Он выскреб дерьмо из штанов. Зачем? При данных обстоятельствах, зачем беспокоиться? Это вопрос достоинства, думал Хейдьюк. Оставив штаны проветриться он ждал очередного нападающего. Четыре патрона в ружье, два для вертолета, два для двух, кто подойдет, и заряженный револьвер для оставшихся. Долго он не продержится.
Сэм Лав прибыл последним, но он успел к концу концерта. Особой разницы не было, он уже ни за что не отвечал, просто удовлетворял свое любопытство. Прошло двадцать четыре часа с того времени, как он отправил брата на вертолете под присмотром Дока и Бонни в реанимацию больницы Моаб.
Сэм был просто зритель, сторонний наблюдатель, и был этому рад. Он и репортер из Солт Лейк Сити сидели на валуне и наблюдали за полем боя. Заходящее солнце освещало широкую панораму Мейз, как огромную сцену, с красными башнями, пурпурными бороздами и голубыми горами, служащими задним планом. На авансцене, внизу был слышен винтовочный огонь, доказывающий, что где есть жизнь, там есть и надежда. Два вертолета и самолет барражировали безо всякого толку, расходуя топливо.

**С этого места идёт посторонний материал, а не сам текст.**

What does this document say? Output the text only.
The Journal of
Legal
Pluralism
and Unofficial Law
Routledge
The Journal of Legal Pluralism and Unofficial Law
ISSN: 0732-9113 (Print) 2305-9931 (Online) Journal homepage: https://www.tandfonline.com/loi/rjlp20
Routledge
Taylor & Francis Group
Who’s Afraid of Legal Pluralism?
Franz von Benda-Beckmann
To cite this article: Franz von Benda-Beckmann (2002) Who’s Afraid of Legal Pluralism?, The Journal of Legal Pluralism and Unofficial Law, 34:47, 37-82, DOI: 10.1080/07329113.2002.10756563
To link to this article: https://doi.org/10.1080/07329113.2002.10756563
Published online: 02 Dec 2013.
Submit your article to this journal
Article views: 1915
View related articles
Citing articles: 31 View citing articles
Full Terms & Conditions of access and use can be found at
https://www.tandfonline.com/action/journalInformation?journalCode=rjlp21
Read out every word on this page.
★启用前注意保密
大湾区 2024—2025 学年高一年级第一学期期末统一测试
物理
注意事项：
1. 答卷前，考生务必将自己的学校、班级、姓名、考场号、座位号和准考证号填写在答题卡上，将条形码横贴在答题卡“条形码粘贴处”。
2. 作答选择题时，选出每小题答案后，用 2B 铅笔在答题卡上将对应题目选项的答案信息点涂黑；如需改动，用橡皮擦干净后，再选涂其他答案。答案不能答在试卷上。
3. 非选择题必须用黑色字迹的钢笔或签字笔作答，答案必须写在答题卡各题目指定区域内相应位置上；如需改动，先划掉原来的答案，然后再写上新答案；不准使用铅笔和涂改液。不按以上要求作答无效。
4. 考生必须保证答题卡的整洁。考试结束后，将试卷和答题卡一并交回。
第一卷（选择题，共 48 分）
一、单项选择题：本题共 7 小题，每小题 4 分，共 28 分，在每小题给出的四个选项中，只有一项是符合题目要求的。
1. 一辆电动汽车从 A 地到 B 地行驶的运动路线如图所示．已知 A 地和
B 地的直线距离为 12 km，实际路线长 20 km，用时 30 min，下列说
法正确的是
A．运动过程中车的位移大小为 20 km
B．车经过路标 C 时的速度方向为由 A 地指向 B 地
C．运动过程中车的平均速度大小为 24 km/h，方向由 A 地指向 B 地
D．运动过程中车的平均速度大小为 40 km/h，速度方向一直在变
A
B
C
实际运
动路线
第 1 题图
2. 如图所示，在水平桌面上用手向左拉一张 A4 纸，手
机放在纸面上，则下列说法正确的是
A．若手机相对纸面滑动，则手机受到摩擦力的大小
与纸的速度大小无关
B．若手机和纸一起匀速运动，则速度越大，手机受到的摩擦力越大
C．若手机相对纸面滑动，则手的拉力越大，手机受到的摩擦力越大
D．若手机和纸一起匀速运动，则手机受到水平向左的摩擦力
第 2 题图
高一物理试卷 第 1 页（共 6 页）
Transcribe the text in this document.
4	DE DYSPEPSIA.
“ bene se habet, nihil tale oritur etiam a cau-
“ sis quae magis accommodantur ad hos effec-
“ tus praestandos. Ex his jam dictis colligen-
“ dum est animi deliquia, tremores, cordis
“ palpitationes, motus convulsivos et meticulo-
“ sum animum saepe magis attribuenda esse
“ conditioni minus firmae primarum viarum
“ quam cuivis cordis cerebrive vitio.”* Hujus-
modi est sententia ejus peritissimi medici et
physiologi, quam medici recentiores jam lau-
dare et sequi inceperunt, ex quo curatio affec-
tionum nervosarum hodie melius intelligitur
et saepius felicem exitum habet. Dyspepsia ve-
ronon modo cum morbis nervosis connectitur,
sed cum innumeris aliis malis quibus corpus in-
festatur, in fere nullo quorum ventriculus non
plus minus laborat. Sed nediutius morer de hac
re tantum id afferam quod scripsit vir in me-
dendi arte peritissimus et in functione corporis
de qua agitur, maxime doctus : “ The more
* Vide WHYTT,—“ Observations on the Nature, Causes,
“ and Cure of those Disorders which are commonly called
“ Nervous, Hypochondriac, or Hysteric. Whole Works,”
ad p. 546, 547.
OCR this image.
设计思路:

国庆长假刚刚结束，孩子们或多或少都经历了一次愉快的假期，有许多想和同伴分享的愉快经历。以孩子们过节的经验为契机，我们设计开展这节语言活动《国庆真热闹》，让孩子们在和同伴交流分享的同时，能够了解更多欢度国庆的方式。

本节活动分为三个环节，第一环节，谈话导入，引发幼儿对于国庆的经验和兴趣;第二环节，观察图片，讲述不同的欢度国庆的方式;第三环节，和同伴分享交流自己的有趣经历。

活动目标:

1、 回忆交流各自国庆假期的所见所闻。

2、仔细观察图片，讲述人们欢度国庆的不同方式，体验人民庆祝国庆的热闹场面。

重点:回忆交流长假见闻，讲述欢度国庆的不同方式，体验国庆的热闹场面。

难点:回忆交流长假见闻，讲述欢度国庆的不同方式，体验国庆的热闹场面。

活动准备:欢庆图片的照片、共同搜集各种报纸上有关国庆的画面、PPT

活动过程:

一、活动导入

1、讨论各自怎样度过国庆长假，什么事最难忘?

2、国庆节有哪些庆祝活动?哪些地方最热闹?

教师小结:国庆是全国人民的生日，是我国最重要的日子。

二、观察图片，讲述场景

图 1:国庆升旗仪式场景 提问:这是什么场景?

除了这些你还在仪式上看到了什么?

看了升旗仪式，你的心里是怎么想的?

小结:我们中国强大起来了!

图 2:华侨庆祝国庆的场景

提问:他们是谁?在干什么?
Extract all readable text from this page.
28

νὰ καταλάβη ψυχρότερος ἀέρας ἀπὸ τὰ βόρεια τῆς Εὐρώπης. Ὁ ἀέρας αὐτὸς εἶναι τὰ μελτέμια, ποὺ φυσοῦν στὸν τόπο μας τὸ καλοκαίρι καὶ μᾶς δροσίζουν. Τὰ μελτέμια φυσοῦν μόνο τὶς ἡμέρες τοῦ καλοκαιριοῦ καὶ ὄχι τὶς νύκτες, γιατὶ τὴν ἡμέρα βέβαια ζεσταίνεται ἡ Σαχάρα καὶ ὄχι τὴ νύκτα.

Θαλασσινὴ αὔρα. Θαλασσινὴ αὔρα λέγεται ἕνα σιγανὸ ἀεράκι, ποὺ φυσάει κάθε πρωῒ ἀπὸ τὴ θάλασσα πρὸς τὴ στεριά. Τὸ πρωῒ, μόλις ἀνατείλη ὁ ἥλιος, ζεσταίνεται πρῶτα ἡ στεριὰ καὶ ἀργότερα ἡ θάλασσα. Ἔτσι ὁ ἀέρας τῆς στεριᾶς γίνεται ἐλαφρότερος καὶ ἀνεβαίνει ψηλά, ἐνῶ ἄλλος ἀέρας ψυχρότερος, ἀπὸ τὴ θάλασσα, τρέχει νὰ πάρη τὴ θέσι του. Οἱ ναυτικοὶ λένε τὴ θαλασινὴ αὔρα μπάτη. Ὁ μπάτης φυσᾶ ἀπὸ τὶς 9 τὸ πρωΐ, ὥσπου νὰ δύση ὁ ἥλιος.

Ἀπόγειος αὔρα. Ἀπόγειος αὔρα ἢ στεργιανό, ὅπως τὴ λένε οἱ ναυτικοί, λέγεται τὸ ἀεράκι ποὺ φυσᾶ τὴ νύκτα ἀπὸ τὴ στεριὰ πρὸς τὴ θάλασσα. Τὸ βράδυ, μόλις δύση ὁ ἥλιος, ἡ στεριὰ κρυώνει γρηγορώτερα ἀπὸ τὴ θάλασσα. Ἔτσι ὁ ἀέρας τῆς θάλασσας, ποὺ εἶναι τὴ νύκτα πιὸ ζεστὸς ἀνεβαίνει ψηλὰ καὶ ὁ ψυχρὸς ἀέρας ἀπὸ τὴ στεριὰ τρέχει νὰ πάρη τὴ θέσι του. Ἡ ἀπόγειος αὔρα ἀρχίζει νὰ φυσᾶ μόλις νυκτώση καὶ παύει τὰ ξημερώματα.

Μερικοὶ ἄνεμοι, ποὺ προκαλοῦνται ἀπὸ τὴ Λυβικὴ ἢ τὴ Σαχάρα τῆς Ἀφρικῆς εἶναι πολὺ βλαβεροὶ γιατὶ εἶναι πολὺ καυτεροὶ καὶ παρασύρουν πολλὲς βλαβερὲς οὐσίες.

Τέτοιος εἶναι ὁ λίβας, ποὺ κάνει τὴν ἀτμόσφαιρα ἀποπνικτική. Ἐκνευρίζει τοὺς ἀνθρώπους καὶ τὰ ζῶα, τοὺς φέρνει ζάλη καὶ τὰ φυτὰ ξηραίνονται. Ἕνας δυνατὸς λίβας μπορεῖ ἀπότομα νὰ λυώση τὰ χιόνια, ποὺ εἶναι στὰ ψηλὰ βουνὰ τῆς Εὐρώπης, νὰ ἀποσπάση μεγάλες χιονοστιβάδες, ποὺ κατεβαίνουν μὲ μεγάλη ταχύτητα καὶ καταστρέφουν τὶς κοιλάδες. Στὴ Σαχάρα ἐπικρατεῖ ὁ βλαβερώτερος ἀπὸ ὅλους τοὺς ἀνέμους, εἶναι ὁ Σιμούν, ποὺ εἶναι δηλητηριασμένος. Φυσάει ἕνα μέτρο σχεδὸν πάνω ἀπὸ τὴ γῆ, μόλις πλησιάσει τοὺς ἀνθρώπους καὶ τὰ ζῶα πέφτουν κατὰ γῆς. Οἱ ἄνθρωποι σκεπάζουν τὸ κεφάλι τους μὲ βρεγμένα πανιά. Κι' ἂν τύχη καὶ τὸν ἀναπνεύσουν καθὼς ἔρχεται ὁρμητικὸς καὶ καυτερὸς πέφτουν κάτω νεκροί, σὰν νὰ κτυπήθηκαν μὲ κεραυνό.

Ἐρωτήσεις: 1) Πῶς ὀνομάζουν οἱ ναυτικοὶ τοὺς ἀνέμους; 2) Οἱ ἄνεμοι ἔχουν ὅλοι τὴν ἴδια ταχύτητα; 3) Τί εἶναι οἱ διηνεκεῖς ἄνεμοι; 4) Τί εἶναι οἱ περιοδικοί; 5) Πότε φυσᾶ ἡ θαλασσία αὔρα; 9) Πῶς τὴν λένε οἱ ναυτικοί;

— Которого из них он подстрелил? — спросил Сэм.
— Того здорового, из общественной безопасности. Они зовут его «штатский Хью», по моему. Только он его не подстрелил, просто повредил хвостовой винт и проделал дыру в стекле. Никто не пострадал, но им пришлось сесть на время.
— Где именно он сидит? — спросил Сэм.
— На самом краю, — журналист посмотрел в бинокль, Сэм сделал то же самое, — он забился в трещину в скале, между вон теми кустами. Около пятисот ярдов.
Сэм навел бинокль. Он видел два куста, оба почти без листьев, и почти без веток, видимо ружейным огнем их посбивало, но он не видел беглеца.
— Откуда вы знаете, что он все еще там?
— Час назад он выстрелил, когда они пытались забросать его гранатами. Чуть не попал в пилота, гаденыш.
— Куда они стреляют?
— По кустам, может будет удачный рикошет, чтобы его задел. Да и просто убить время.
Никого не ранили, подумал Сэм.
— Сколько он уже там торчит?
— Шесть с половиной часов, дьявол его побери.
— Похоже у него кончились патроны. Неплохо было бы поймать его пока не стемнело.
Репортер улыбнулся.
— Хотите возглавить операцию?
— Нет.
— Никто тоже особенно не рвется. Перед ними в трещине опытный снайпер, может у него еще остались патроны. Они просто ждут, чтобы он вышел.
— Лучше бы они подошли ближе, — сказал Сэм, — этот Рудольф умеет лихо исчезать с краев каньонов. Они уверены, что он уже не внизу, в Мейз?
— Они поставили двух людей на холме с другой стороны каньона. Там отвесный обрыв в пятьсот футов высотой, голый песчаник, никак не слезть вниз. Даже если он попытается, они это увидят. Если он упадет, он попадет в такой поток, которого тут не видели за последние сорок лет, как сказал шериф. Я бы сказал, этот твой Рудольф по уши в дерьме.
— Спасибо, он не мой. Но у него длинная веревка.
— Уже нет, они нашли веревку.
Выстрелы повторились, снова с одной стороны.
— Могу спорить, у него нет патронов, — сказал Сэм, — может он сдастся.
— Может быть. Если бы он был обычный уголовник, то так видимо и было бы. У него, должно быть, прилично пересохло горло. Но ребята из общественной безопасности сказали, что это настоящий псих.
— Верю.
Сэм опустил бинокль. Он играл с ним, думая, что он там делает, вдруг он услышал выстрел вблизи. Поток выстрелов понесся по всей длине линии огня, дюжина или больше автоматических винтовок палила что ест мочи. Лавина пуль понеслась в цель.
— О, Боже, — пробормотал Сэм. Он снова поднял бинокль, нашел интересующий его объект в нескольких футах от края скалы, растерянная неловкая получеловеческая фигура, поднявшаяся по пояс из того, что выглядело с точки наблюдения Сэма каменной массой. Он увидел желтую кепку, щетинистую лохматую голову, плечи, грудную клетку, и торс чего-то, одетого в голубой линялый хлопок, точно как тогда, когда он удирал от них. В руках у человека было ружье. С такого расстояния даже в бинокль он не мог уверенно сказать кто это был — однако это должен быть он. Должен быть. Но с одной оговоркой — этого человека у него на глазах разорвало на куски.